On Thursday, the Supreme Court questioned the Central Government about the need for the sedition law under s.124A IPC. "This dispute about the law is concerned, its colonial law, it was meant to suppress the freedom movement, the same law was used by British to silence Mahatma Gandhi, Tilak etc. Still, is it necessary after 75 years of independence”? asked CJI Ramana.
A plea was filed by SG Vombatkere which was tagged with a pending plea filed by the Editors Guild of India. "It's the same issue and a challenge on the statutory provision, and we demanded certain guidelines. We said how 124A, apart from being unconstitutional, is being grossly misused”, argued Shyam Divan, Senior Advocate.
To this, CJI Ramana referred to s.66A of the Information Technology Act, wherein "thousands of cases" were being registered despite the provision being struck down and people were arrested.
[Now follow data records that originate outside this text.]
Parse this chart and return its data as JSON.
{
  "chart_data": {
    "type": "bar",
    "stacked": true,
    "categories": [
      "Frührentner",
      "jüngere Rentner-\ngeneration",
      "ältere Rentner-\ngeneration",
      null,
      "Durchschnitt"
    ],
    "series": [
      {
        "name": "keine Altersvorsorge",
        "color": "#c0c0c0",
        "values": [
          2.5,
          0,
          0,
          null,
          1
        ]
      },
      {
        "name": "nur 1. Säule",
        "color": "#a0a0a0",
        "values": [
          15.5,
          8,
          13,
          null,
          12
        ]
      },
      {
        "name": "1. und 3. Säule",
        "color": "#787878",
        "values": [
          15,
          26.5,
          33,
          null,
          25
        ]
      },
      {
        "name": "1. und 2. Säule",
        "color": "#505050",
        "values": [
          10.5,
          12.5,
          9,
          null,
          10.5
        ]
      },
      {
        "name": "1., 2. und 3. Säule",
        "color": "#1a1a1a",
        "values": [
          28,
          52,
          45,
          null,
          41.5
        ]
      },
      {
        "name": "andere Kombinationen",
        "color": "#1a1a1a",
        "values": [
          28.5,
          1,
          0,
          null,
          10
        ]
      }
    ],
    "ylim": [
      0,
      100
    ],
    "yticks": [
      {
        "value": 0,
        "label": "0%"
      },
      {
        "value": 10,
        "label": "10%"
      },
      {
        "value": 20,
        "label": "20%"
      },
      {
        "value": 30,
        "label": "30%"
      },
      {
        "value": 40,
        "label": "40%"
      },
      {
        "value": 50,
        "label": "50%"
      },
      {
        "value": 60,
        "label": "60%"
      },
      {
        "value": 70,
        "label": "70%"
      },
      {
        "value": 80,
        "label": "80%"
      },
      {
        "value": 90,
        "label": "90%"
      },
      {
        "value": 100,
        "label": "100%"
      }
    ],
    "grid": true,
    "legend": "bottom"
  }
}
There is a misuse of these provisions, but there is no accountability!" CJI Ramana also added that the main concern was the misuse of the law and zero accountability of the executive agencies.
In the petition filed by SG Vombatkere, the Army veteran Major-General challenged the constitutionality of the offence of sedition under s.124A of IPC for being 'vague' and creating a 'chilling effect on free speech'. S.124A, which was upheld in the 1962 judgment in Kedar Nath Singh v Union of India was sought in this plea as a fresh examination. After hearing this, the court said, "the petitioner has sacrificed his whole life for the country for his service. We cannot say it is a motivated petition”.
Responding to this, AG Venugopal mentioned, “this Section need not be struck down and only guidelines can be set out so that it meets its legal purpose." Further, while issuing the notice to the union, CJI said “I’ll look into it”. The notice was accepted by Tushar Mehta, Solicitor General.